Certes, il manque un petit quelque chose dans le film (la passion de Carpenter, en fait) mais Village of the Damned reste quand même un film très regardable, où plane une certaine mélancolie (le suicide de Barbara - l'épouse d'Alan Chaffee - est d'ailleurs une scène d'une tristesse insondable, étant donné que celle-ci saisit toute l'horreur de la situation mais sans pouvoir l'empêcher d'une quelconque manière) mêlée à un parfum de mini-Apocalypse.

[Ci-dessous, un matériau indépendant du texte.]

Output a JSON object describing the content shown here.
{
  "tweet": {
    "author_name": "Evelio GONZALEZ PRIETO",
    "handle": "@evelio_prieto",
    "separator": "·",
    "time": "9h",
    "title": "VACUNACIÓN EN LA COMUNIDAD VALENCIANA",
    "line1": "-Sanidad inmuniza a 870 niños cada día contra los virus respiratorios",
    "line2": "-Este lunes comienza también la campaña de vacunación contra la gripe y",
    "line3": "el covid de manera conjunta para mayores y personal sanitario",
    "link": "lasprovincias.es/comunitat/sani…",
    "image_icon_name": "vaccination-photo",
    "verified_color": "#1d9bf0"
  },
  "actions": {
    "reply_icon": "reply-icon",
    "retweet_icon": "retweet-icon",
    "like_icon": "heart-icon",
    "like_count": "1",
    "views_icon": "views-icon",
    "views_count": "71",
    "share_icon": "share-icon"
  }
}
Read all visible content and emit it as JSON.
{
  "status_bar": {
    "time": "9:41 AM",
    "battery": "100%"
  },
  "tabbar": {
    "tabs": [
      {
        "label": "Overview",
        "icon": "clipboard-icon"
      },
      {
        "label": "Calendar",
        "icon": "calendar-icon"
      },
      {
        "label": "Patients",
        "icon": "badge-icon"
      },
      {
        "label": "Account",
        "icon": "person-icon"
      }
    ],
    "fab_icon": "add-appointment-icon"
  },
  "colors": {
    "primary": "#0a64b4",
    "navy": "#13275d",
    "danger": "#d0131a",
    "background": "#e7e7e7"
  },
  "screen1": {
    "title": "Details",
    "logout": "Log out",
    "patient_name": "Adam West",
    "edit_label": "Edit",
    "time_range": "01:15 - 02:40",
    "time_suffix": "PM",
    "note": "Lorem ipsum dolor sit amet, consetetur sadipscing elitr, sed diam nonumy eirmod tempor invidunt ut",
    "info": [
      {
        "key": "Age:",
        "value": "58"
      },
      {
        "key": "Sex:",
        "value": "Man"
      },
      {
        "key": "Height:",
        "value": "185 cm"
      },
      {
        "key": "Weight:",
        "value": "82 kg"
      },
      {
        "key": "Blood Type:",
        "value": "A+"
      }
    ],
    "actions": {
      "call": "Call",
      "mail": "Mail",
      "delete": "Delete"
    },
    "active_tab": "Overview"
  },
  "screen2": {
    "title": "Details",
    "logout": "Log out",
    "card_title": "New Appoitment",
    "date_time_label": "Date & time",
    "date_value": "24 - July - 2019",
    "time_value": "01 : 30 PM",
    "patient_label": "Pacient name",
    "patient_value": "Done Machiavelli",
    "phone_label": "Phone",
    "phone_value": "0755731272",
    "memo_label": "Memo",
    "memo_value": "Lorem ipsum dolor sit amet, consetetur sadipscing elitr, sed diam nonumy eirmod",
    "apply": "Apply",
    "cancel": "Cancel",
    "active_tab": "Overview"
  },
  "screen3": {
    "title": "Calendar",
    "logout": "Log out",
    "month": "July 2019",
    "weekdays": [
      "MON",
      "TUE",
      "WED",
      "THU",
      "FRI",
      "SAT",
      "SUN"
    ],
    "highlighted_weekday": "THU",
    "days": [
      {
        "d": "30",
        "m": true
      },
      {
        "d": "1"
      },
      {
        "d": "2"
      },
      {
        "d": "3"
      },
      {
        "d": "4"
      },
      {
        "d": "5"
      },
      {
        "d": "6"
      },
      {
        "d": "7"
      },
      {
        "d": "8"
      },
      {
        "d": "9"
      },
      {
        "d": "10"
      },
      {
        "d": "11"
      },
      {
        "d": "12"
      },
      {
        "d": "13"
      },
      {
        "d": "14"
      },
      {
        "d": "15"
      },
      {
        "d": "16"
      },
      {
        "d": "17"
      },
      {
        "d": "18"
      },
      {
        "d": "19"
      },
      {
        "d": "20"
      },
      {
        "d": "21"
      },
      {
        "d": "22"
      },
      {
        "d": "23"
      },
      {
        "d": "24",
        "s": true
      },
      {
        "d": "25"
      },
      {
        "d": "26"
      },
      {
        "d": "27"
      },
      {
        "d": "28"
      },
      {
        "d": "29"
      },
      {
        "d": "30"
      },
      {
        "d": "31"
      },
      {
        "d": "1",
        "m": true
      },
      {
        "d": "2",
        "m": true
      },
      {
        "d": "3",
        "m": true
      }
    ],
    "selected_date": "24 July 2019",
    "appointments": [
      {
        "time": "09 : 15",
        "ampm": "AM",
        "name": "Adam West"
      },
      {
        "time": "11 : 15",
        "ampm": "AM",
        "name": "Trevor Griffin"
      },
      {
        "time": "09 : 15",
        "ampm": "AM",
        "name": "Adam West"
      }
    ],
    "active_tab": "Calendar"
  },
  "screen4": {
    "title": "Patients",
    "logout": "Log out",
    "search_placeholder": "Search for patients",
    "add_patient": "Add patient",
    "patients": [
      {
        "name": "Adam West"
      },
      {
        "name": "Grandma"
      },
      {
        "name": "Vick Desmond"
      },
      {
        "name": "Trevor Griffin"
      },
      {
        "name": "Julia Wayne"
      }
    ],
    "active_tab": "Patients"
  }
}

Certains diront que les scènes clés du film original sont quasiment reprises telles quelles et que de ce fait, il manque de l'inventivité dans cette relecture du film de Rilla.
Je ne pourrai pas dire le contraire, mais les quelques changements suivants:


-le couple Reeve/Kozlowski
-le personnage de Mara,
-pas de sous-texte politique,
-le massacre entre flics et militaires,
-les effets visuels sur les yeux
-l'apparition des véritables traits de Mara à la fin,
-le Révérend passant outre ses convictions profondes et prêt à abattre la gamine,
-la BO...font de ce Village of the Damned 95 un crû Carpentérien tout à fait fréquentable, un peu trop sous-estimé en égard à son modèle.


"They have the look of man... but not the nature of mankind. "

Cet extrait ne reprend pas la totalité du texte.